Where did you go to school? Did you gain anything from the experience?
I went to school in Israel. I mainly gained good friends and the love of playing soccer!
What are your favorite song lyrics?
Baby Lemonade by Syd Barret is one of my favorites:

In the sad town

Cold iron hands clap
The party of clowns outside
Rain falls in grey far away
Please, please, baby lemonade
In the evening sun going down
When the earth streams in, in the morning
Send a cage through the post
Make your name like a ghost
Please, please, baby lemonade
Im screaming, I met you this way
You’re nice to me like ice
In the clock they sent through a washing machine
Come around, make it soon, so alone…
Please, please, baby lemonade
In the sad town
Cold iron hands clap
The party of clowns outside
Rain falls in grey far away
Please, please, baby lemonade
In the evening sun going down
When the earth streams in, in the morning
Send a cage through the post
Make your name like a ghost
Please, please, baby lemonade
If you weren’t in this business, what do you think you would be doing as a career?

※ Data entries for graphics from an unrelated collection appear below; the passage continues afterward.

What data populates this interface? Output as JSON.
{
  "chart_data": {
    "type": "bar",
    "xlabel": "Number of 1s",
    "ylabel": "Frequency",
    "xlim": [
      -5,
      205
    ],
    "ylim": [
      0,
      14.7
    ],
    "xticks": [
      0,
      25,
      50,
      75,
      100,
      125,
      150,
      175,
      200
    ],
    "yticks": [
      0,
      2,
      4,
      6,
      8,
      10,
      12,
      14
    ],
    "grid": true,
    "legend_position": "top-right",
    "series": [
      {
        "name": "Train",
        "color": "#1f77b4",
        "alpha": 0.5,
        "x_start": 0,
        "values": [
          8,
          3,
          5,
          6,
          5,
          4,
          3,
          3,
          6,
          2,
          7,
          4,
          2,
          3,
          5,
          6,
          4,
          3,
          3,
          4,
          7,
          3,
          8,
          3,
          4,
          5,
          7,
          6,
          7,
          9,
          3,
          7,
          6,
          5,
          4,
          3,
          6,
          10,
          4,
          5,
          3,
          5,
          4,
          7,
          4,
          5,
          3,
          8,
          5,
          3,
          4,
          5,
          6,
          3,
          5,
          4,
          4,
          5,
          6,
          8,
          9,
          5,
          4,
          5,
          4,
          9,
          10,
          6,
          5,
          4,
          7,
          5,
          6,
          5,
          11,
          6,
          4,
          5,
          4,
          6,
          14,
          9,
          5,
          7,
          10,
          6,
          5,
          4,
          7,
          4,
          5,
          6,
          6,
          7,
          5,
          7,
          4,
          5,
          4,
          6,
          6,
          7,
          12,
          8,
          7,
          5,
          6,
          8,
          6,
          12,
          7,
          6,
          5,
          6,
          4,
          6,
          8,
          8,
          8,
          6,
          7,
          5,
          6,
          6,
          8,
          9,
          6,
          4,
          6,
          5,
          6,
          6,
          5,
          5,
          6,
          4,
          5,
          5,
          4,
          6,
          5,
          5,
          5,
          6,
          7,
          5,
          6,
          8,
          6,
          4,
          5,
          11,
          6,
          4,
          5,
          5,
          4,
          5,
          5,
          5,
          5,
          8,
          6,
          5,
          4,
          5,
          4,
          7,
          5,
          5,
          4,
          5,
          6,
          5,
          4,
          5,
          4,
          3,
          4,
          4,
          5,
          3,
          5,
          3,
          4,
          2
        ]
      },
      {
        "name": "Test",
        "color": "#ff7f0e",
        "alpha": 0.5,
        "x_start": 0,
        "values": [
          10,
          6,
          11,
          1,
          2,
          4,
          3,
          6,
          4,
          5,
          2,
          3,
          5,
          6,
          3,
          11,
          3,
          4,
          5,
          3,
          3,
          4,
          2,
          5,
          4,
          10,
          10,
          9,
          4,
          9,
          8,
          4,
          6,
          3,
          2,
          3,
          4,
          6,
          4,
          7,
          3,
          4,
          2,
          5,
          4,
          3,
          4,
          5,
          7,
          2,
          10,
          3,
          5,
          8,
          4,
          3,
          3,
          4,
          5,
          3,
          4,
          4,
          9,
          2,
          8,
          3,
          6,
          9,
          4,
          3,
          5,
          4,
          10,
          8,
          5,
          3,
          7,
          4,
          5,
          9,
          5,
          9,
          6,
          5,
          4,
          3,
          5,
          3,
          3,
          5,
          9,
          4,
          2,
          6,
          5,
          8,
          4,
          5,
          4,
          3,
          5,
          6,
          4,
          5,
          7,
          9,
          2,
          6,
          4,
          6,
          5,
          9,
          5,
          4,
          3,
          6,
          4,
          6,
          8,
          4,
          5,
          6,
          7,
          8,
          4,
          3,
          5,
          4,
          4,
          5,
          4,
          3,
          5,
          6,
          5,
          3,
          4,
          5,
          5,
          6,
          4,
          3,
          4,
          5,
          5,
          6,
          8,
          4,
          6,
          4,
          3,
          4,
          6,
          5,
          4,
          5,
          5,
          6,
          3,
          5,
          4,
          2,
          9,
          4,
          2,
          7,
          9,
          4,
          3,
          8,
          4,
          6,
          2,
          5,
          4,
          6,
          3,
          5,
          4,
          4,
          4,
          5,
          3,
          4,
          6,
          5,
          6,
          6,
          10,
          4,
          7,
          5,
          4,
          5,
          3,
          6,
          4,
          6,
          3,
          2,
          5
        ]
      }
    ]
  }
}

Maybe become a full-time journalist (I do it now as a freelancer). I love writing articles for the newspaper – it’s very challenging, but also fun. Another option would be to write travel guides (green travel of course!). I’ve always envied the guys who write these guides.
Do you have any advice for other people hoping to become entrepreneurs and start their own company?
Do it because you love it and not just because you think it’s worthwhile; otherwise it won’t work. Try to have some fun on the way and be patient!